Direzione, quella di Ceretta, sempre attenta al canto, che ha dentro tutti i colori della vita. Quello tutto d’istinto, a briglia sciolta di Andrzej Filonczyk, Figaro che straripa di impeto giovanile, vocalmente e scenicamente – tecnica e musicalità ci sono e si sentono nel personaggio modellato, nel Barbiere a porte chiuse del 2020 dell’Opera di Roma, da Daniele Gatti, e ora lanciato a briglia sciolta. Quello misuratissimo (a volte anche troppo) di Maria Kataeva, una Rosina puntualissima, corretta (non c’è una nota fuori posto, non c’è accento che non sia giusto), ma poco coinvolgente, che non decolla come dovrebbe. Maxim Mironov è ancora una volta Almaviva, squillo verticale, appuntito, affilato di sempre, anche nell’appendice (che si vorrebbe ascoltare sempre) del Cessa di più resistere, smalto forse un po’ da rilucidare per ritrovare il graffio scenico di un personaggio bello e complesso come il Conte (pensiamo a cosa diventerà nelle Nozze mozartiane… e qui i segnali drammaturgici ci sono già tutti). Marco Filippo Romano arrota la erre e stacca, sul modello di rapper e trapper, il sillabato di Don Bartolo. Don Basilio ha la voce bellissima, la tecnica solida e la grande sapienza musicale di Roberto Tagliavini (lui, nato a Parma, gioca in casa ed è giustamente applauditissimo), interprete che sempre lascia il segno – lo f anche qui, perfetta la sua Calunnia con la nota finale tenuta all’infinito… Fiorello e Berta sono William Corrò e Licia Piermatteo, partecipi, presenti, ad hoc (mentre non è così incisivo pe preciso come al solito il Coro del Teatro Regio di Martino Faggiani) per la scrittura rossiniana. Così come musicalissimo è l’Ambrogio, “danzato” in punta di piedi in una coreografia stralunata da Armando De Ceccon.

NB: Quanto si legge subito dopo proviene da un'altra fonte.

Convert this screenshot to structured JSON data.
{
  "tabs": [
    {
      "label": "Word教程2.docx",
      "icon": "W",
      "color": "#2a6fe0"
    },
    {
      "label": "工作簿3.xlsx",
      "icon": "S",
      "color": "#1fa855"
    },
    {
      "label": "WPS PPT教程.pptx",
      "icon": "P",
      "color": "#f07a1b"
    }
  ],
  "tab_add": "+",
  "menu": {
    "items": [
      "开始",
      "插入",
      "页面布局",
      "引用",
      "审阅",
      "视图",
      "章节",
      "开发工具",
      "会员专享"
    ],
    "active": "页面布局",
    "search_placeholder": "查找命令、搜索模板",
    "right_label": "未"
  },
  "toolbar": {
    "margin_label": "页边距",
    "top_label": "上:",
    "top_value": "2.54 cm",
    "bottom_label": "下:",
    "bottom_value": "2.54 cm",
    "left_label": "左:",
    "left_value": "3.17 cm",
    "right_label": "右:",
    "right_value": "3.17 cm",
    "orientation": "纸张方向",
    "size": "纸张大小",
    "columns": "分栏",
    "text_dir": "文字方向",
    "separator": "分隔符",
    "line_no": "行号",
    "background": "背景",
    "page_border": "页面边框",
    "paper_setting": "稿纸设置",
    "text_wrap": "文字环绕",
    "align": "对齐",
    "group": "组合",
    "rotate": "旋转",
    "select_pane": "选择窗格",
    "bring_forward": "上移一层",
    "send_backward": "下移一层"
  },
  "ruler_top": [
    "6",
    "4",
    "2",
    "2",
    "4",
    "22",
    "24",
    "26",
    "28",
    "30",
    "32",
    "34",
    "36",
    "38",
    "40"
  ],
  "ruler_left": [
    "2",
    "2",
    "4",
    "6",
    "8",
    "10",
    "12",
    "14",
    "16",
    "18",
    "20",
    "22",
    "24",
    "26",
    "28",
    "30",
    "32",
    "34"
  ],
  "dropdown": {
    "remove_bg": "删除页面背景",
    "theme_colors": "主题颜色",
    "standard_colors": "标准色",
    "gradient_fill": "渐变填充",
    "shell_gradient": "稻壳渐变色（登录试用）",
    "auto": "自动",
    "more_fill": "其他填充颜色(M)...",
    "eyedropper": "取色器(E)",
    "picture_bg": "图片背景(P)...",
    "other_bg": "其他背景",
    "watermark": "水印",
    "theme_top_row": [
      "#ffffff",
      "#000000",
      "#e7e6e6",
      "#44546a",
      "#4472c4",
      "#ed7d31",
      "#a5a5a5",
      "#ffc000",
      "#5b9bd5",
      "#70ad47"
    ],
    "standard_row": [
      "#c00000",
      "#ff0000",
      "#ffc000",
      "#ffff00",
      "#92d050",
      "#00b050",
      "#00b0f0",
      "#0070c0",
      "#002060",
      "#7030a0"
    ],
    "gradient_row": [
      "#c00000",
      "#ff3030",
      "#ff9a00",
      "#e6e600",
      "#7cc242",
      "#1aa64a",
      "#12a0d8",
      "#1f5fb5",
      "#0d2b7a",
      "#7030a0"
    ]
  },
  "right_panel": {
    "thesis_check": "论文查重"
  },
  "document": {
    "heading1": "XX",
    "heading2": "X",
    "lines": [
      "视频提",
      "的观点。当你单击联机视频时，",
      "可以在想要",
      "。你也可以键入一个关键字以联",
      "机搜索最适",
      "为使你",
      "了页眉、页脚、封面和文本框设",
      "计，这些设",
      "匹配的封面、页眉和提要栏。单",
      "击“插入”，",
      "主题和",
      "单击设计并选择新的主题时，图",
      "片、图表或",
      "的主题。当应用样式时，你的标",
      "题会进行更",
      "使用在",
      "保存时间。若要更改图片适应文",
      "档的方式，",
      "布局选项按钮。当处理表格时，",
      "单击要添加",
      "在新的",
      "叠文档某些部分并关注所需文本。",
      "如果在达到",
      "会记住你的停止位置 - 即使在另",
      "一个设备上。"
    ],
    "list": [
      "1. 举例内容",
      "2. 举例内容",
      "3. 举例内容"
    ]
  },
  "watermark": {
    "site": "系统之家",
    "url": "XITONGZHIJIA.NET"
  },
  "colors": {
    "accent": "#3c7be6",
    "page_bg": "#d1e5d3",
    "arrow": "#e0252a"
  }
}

Un Barbiere in bianco e nero (solo qualche macchia di colore nei costumi pastello di Rosina, nel mantello rosso del Conte, negli abiti viola, alla faccia della superstizione, di Berta e Fiorello ad accendere il palco) che non ha nulla a che vedere con la Siviglia del libretto quello di Pizzi, che veste i personaggi alla moda dell’Ottocento napoleonico, ma li fa ballare come rapper e trapper di oggi. Spettacolo a tratti innocuo, a tratti inutilmente volgare – lo “spogliarello” di Figaro sul Largo al factotum come fosse una qualsiasi Edwige Fenech di una qualsiasi commedia scollacciata con Lino Banfi che guarda dal buco della serratura la bellona di turno che si fa la doccia (Figaro si fa il bagno in una fontana prima di aprire la bottega) – a tratti semplicemente di cattivo gusto (nemmeno la forza di un gesto di rottura, di blasfemia… solo tragicamente comico) come sulla Calunnia con la finta comunione di don Basilio a don Bartolo con una fetta di salame. Per il resto Pizzi rifà sempre se stesso, l’azione immersa nel bianco abbagliante di scene neoclassiche, certo esteticamente perfette, ma nulla di più, nessuno scavo nel racconto musicale. Niente farsa, Barbiere è una commedia l’intento del regista, ma alla fine lo spettacolo funziona solo quando asseconda la farsa, quando si trasforma in musical con coreografie di gruppo e passi rap e trap di Don Bartolo. Ma il pubblico ride. E applaude.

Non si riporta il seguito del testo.